Anthony Wright is executive director of Health Access California, the statewide health care consumer advocacy coalition. He blogs daily at the Health Access WeBlog and is a regular contributor to the Treatment.

If there's any consensus among consumers or health policy experts alike, it is that the individual insurance market doesn't work. For most people, the fact that people are denied or charged more for so-called "pre-existing conditions" is intolerable and, which is why such regulatory reforms like "guaranteed issue" and "community rating" are so important.

That said, the larger problem is one of market power. An individual--as opposed to a large employer or a public health insurance program--is never going to have any bargaining power with a big insurer. And so individual insurance ends up being the least efficient, most expensive way to get coverage.

Another problem is that individual consumers aren't actuaries, and so it's very hard to figure out if a health plan will provide comprehensive coverage or not, and under what circumstances. How to evaluate cost-sharing provisions, or coverage exclusions?

That's what Georgetown professor Karen Pollitz found when researching plans in Massachusetts and California. One solution is the "nutrition label" for plans that better describe the product, which would be a big help, in the current system or a reformed system.

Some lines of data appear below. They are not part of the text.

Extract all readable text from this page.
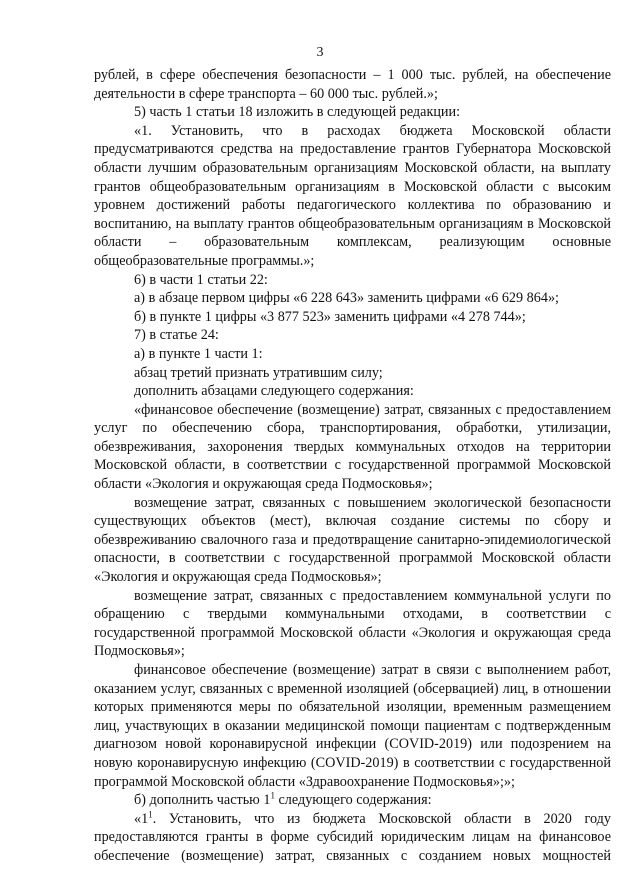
3

рублей, в сфере обеспечения безопасности – 1 000 тыс. рублей, на обеспечение деятельности в сфере транспорта – 60 000 тыс. рублей.»;

5) часть 1 статьи 18 изложить в следующей редакции:

«1. Установить, что в расходах бюджета Московской области предусматриваются средства на предоставление грантов Губернатора Московской области лучшим образовательным организациям Московской области, на выплату грантов общеобразовательным организациям в Московской области с высоким уровнем достижений работы педагогического коллектива по образованию и воспитанию, на выплату грантов общеобразовательным организациям в Московской области – образовательным комплексам, реализующим основные общеобразовательные программы.»;

6) в части 1 статьи 22:

а) в абзаце первом цифры «6 228 643» заменить цифрами «6 629 864»;

б) в пункте 1 цифры «3 877 523» заменить цифрами «4 278 744»;

7) в статье 24:

а) в пункте 1 части 1:

абзац третий признать утратившим силу;

дополнить абзацами следующего содержания:

«финансовое обеспечение (возмещение) затрат, связанных с предоставлением услуг по обеспечению сбора, транспортирования, обработки, утилизации, обезвреживания, захоронения твердых коммунальных отходов на территории Московской области, в соответствии с государственной программой Московской области «Экология и окружающая среда Подмосковья»;

возмещение затрат, связанных с повышением экологической безопасности существующих объектов (мест), включая создание системы по сбору и обезвреживанию свалочного газа и предотвращение санитарно-эпидемиологической опасности, в соответствии с государственной программой Московской области «Экология и окружающая среда Подмосковья»;

возмещение затрат, связанных с предоставлением коммунальной услуги по обращению с твердыми коммунальными отходами, в соответствии с государственной программой Московской области «Экология и окружающая среда Подмосковья»;

финансовое обеспечение (возмещение) затрат в связи с выполнением работ, оказанием услуг, связанных с временной изоляцией (обсервацией) лиц, в отношении которых применяются меры по обязательной изоляции, временным размещением лиц, участвующих в оказании медицинской помощи пациентам с подтвержденным диагнозом новой коронавирусной инфекции (COVID-2019) или подозрением на новую коронавирусную инфекцию (COVID-2019) в соответствии с государственной программой Московской области «Здравоохранение Подмосковья»;»;

б) дополнить частью $1^1$ следующего содержания:

«$1^1$. Установить, что из бюджета Московской области в 2020 году предоставляются гранты в форме субсидий юридическим лицам на финансовое обеспечение (возмещение) затрат, связанных с созданием новых мощностей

Other ideas that need to be considered:

  • Creating coverage tiers, so people had a better sense of whether the coverage they are buying is comprehensive, merely catastrophic, or in between.

  • Requiring that insurers selling in a market include among their choices a few "benchmark" plans that have identical coverage provisions, so that consumers can actually do some apples-to-apples comparisons between insurers--and that insurers actually compete on price rather than on what they don't cover.

  • Establishing some minimum requirements for what "coverage" means, such as an out-of-pocket maximum. The point of coverage is to limit your financial liability. No coverage should allow people to have unlimited costs after paying a premium.

These provisions were part of the health reform considered in bipartisan health reform last year in California, and are the substance of a pending bill (sponsored by Health Access), by California Assemblyman Dave Jones, chair of the Assembly Health Committee. It passed the Assembly on Wednesday; now it's headed for the State Senate.

The provision that would set a basic floor for coverage has been attacked for limiting choice, but the point is to weed out junk insurance. It would still allow--and properly label and categorize--high-deductible and other products so people know what they are getting.

But some products offer such little coverage as to not provide any value for the premium one is paying; these policies usually play on what people don't know about health care costs or their likely risks. Some "mini-medical" plans only cover up to $200/day for a hospital stay, even though hospital charges far exceed that. Some offer hospital-only coverage--even though most surgeries and cancer treatments are now done outpatient, and thus would not be covered. Such junk products are not choices, but traps. The only thing worse than being saddled with huge medical debt is having paid a premium for the privilege.

Another possibility, as detailed by the Senate Finance Committee paper of options, is to set a minimum actuarial value for a health coverage product—the paper suggests 76 percent. That means that across a entire population, a health plan’s mix of covered benefits would cover at least 76 percent of the health expenses. Remarkably, there are plans in the market that do much worse.

As the conversation about expanding health coverage comes to a head, this debate will take center stage: What is the definition of coverage, anyway?